EX-5.1 2 tm2518126d2_ex5-1.htm EXHIBIT 5.1

 

Exhibit 5.1

   
 
 
(269) 337-7700
Fax: (269) 337-7701
 

 

July 2, 2025

 

MetaVia Inc.

545 Concord Avenue, Suite 210

Cambridge, Massachusetts 02138

 

Re:Registration Statement on Form S-3

 

Ladies and Gentlemen:

 

We have acted as counsel to MetaVia Inc., a Delaware corporation (the “Company”), in connection with preparing and filing with the Securities and Exchange Commission (the “Commission”) pursuant to the Securities Act of 1933, as amended (the “Securities Act”), a Registration Statement on Form S-3 (such registration statement as amended or supplemented from time to time, the “Registration Statement”), in connection with the registration under the Securities Act of the offer and resale from time to time by selling securityholders of up to 14,084,507 shares (the “Shares”) of the Company’s common stock, par value $0.001 per share (the “Common Stock”). The Shares were issued pursuant to that certain Securities Purchase Agreement, dated May 8, 2025, by and among the Company and the selling securityholders named therein.

 

In so acting we reviewed originals or copies of such records, instruments, certificates, opinions, memoranda and other documents as in our judgment are necessary or appropriate to enable us to render the opinion expressed below.
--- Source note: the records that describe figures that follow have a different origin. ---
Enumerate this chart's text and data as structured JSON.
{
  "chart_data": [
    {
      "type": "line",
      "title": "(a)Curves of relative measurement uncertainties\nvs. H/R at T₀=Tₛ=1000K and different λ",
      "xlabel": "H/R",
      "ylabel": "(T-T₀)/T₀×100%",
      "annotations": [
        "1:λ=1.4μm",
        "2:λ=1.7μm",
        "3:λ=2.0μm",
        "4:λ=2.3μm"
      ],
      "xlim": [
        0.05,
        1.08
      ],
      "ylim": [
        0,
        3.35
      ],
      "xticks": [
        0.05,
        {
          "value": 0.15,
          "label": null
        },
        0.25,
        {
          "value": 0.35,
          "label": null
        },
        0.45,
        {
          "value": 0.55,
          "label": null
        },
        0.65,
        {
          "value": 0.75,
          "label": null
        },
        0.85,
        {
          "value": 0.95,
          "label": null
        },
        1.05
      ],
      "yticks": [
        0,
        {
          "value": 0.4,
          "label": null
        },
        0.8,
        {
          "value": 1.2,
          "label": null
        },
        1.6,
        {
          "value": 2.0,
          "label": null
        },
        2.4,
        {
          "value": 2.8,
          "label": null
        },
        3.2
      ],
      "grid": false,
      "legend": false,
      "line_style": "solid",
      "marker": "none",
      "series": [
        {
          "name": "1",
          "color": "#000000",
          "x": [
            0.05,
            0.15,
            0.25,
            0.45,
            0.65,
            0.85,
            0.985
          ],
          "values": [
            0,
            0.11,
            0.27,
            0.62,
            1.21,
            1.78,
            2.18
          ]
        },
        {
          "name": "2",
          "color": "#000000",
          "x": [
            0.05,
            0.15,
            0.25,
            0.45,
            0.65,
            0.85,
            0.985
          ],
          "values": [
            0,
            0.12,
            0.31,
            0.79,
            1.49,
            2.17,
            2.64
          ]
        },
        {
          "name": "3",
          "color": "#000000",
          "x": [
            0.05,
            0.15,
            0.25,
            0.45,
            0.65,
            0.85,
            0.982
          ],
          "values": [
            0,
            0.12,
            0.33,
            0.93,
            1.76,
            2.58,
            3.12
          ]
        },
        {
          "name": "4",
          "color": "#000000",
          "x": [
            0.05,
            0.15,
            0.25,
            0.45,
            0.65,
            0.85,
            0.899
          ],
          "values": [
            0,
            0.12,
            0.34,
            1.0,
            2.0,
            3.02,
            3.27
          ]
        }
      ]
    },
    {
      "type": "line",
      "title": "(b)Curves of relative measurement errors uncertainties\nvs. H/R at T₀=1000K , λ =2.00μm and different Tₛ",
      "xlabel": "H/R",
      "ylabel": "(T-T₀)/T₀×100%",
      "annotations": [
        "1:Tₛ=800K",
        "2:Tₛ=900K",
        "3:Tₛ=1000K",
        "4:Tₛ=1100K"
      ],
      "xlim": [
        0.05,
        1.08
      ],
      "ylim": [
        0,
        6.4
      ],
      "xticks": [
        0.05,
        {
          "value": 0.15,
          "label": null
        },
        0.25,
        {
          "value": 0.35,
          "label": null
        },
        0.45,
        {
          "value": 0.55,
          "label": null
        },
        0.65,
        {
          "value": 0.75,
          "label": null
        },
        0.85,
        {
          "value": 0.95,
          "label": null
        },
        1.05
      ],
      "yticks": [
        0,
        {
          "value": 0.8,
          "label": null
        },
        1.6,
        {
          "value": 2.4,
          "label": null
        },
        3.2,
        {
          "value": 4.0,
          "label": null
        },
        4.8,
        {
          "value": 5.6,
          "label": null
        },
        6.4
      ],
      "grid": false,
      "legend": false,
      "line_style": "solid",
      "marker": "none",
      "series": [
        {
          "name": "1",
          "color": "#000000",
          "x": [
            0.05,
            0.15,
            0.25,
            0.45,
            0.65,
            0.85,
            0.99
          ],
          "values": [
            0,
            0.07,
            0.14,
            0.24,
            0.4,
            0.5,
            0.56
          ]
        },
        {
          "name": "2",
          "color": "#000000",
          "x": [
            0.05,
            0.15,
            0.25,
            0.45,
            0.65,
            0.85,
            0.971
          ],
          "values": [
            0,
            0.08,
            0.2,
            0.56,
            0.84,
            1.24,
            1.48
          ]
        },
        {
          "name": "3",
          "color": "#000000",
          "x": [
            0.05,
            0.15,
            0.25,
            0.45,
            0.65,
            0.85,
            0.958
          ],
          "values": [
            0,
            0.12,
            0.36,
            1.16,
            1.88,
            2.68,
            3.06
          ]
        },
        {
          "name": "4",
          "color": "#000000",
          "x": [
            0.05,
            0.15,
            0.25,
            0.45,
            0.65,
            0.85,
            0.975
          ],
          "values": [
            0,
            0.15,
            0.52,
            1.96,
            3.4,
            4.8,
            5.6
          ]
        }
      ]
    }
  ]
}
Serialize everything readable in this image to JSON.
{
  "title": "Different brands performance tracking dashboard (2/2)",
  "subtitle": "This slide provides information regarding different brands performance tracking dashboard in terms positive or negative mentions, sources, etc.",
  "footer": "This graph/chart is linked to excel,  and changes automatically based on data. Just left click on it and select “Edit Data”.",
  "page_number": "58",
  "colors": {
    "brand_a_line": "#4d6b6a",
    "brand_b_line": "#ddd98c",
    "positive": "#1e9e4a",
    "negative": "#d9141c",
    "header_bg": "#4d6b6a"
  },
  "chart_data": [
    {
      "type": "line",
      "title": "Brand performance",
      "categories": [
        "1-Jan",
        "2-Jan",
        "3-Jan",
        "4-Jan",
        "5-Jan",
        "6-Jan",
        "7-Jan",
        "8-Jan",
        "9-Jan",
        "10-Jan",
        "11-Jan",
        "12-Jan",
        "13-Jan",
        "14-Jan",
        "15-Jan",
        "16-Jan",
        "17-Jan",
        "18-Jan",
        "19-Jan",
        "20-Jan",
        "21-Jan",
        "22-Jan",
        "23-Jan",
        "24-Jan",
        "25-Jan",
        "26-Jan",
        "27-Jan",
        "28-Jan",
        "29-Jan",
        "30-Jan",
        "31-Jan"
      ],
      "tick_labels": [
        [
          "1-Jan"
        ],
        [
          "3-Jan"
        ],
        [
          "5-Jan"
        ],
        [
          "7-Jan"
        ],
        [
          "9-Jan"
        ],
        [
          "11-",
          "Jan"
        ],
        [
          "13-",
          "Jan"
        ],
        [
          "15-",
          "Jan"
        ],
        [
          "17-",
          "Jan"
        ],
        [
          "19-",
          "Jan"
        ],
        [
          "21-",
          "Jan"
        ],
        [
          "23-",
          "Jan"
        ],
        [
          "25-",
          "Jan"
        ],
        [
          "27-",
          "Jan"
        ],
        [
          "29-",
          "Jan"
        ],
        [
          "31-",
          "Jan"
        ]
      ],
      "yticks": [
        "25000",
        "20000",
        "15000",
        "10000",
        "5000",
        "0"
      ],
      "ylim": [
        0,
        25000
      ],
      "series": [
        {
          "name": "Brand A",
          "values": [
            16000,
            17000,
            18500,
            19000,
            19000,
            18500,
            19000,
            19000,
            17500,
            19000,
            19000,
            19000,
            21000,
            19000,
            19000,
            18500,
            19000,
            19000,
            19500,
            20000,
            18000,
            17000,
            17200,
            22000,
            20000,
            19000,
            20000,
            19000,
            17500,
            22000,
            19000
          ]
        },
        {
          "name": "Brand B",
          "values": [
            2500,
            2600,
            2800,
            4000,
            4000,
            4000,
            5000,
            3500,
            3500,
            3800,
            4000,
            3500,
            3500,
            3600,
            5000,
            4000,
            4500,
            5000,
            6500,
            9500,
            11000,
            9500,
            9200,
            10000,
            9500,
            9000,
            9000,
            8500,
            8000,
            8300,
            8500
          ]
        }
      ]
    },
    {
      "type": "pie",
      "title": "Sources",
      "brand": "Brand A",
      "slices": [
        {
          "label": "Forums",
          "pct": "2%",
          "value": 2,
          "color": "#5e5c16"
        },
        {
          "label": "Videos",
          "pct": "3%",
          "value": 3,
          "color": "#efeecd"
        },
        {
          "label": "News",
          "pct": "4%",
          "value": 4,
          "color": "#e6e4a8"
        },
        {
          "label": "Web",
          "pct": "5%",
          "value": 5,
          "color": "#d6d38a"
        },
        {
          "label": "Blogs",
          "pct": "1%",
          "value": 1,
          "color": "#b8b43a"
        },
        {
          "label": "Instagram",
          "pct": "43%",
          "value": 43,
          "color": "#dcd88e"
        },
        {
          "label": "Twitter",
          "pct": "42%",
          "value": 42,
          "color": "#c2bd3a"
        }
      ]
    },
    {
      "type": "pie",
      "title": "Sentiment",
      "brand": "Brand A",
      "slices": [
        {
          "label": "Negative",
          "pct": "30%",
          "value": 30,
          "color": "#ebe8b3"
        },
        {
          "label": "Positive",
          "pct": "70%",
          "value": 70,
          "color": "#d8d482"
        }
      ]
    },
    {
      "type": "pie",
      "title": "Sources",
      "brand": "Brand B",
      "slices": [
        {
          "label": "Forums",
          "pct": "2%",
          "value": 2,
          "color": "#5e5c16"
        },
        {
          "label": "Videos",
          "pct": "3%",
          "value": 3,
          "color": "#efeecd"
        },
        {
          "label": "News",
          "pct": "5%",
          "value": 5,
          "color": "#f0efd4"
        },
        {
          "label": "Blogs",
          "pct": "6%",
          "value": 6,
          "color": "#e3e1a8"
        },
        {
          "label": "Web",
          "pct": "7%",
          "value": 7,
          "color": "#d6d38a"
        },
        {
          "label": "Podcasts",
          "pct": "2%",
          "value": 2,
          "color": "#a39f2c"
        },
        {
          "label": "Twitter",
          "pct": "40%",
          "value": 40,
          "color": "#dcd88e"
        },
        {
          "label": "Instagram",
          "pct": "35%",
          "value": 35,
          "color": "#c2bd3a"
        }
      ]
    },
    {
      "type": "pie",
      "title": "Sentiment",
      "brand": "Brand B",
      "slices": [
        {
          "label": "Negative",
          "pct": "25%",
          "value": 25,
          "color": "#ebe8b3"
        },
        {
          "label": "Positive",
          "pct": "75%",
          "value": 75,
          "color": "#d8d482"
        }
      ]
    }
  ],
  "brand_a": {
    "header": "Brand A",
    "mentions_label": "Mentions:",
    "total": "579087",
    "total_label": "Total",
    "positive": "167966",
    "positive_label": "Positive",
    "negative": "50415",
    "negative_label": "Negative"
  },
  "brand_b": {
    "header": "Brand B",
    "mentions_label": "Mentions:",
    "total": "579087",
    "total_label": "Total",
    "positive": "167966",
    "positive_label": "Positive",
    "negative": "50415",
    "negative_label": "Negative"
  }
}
In conducting such review, we have assumed the genuineness of all signatures, the legal capacity of natural persons, the authenticity of all documents submitted to us as originals, and the conformity to authentic original documents of all documents submitted to us as duplicates or certified or conformed copies. We have not independently sought to verify factual matters. In conducting our examination, we assumed, without independent investigation or verification, the accuracy and completeness of all records made available to us by the Company, and the due authorization, execution and delivery by the selling securityholders of all documents where authorization, execution and delivery are prerequisites to the legal effectiveness of such documents. In addition, in connection with this opinion letter, we have assumed that the Common Stock will be offered in the manner and on the terms identified or referred to in the Registration Statement, the accompanying prospectus, including all supplements and amendments thereto.

 

Our opinions herein are limited solely to the matters set forth herein. The law covered by the opinions expressed herein is limited to the Delaware General Corporation Law as in effect on the date hereof (the “DGCL”). We are not admitted to practice in the State of Delaware and, with respect to the opinion set forth below, with your permission, we have (i) limited our review to standard compilations available to us of the DGCL, which we have assumed to be accurate and complete, and (ii) not reviewed case law. We express no opinion as to whether the laws of any jurisdiction are applicable to the subject matter hereof. We are not rendering any opinion with respect to federal law, including federal securities laws, or state blue sky securities laws. It is understood that this opinion letter is to be used only in connection with the offer and resale of the Shares while the Registration Statement is effective under the Securities Act.

 

Based upon the foregoing, we are of the opinion that the Shares are validly issued, fully paid and non-assessable.

 

In giving the opinion set forth above with respect to the Shares opined on in this opinion letter, we have assumed that at or prior to the time of the delivery of such Shares, the authorization of such Shares will not have been modified or rescinded, and there will not have occurred any change in law affecting such Shares, including their validity or enforceability.

 

We hereby consent to the filing of this opinion letter with the Commission as Exhibit 5.1 to the Registration Statement and to the reference to our firm under the caption “Legal Matters” in the Registration Statement and the related prospectus. In giving such consent, we do not admit that we are within the category of persons whose consent is required by Section 7 of the Securities Act or the rules and regulations promulgated thereunder by the Commission. This opinion letter is given as of its date, and we disclaim any undertaking to advise you of any subsequent changes in the facts stated or assumed in this opinion letter or of any subsequent changes in applicable law.